Since then, Mr. So much has diversified their goals. It bought software company CA Technologies for $ 18.9 billion later in 2018 and a security division from Symantec for $ 10.7 billion in 2019.
In these agreements, Mr. So he pursued established companies that are essential to the corporate IT infrastructure. CA had started decades ago supplying software for mainframe computers and had moved over the years to a variety of products, while Symantec has made a name for itself as a leader in cybersecurity tools.
Under the agreement, CA and Symantec will become part of VMware, which will be the new name for Broadcom’s software division. Whether Broadcom will give VMware autonomy in decision-making is “the $ 61 billion issue,” Mr.
Broadcom said it would finance the deal with $ 32 billion in debt from numerous banks. The company said it planned to reduce its debt “quickly” after the transaction. The chip maker followed a similar pattern in its recent software transactions, and then digested itself by prioritizing debt payments.

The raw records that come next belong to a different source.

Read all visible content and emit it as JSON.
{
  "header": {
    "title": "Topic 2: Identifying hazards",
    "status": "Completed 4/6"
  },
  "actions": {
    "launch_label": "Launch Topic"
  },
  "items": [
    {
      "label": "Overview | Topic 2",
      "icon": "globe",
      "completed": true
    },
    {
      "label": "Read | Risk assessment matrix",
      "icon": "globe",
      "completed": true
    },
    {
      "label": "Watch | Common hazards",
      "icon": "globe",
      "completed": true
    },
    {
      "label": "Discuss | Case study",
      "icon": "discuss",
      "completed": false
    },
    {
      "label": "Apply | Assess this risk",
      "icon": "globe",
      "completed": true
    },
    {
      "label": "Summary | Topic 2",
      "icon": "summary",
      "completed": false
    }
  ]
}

With its so-called virtualization software, which allows a computer to act like many machines and essentially makes computing more efficient, VMware would be Broadcom’s flagship asset. VMware has enhanced the role of software in data centers and revamped the way organizations manage their industrial computers. The concepts behind VMware technology were fundamental to cloud computing, which relies on virtualization.
VMware posted $ 12.9 billion in revenue in its last fiscal year, which ended Jan. 28. This was an increase of 9 percent over the previous year. This growth rate was much slower than the cloud computing arms of Amazon, Microsoft, and Google. Founded in 1998, before the cloud boom, VMware relied on customers still operating their own data centers.
The deal is the latest in a series of major changes for VMware. The Palo Alto, California-based company lost its longtime CEO Pat Gelsinger to Intel in January 2021. On May 12, it gained a new CEO, Raghu Raghuram, and lost a director of operations, Sanjay Poonen, the same day. In November, the software maker became independent when it split from Dell Technologies.
Under Mr. Gelsinger, VMware was anxious to get out of the personal computer maker that owned most of its shares. Dell gained the stake by acquiring EMC, which was the former majority owner of VMware. VMware envisioned independence as a strategic benefit, enabling it to forge new alliances with a variety of technology vendors. She also believed that Wall Street would reward her with a higher stock price if it parted ways with Dell.
In contrast, the company’s shares fell 19 percent from the beginning of the year to Friday, the last trading day before Bloomberg reported broadcasts with Broadcom.
Brad Zelnick, an analyst at Deutsche Bank, said VMware had lost ground with public investors because it had struggled to compete with the latest cloud technology.
“They have been challenged as a company to adapt to this transition,” Zelnick said.
This drop in shares made VMware a more attractive target for Mr. So and potentially for other suitors. If shareholders and regulators approve the deal, the desired independence of VMware will end.
The terms of the Broadcom agreement include a “go-shop” period, which gives VMware management 40 days to look for a better deal from a different buyer. Acquiring VMware could make sense for other technology companies, such as IBM and Intel.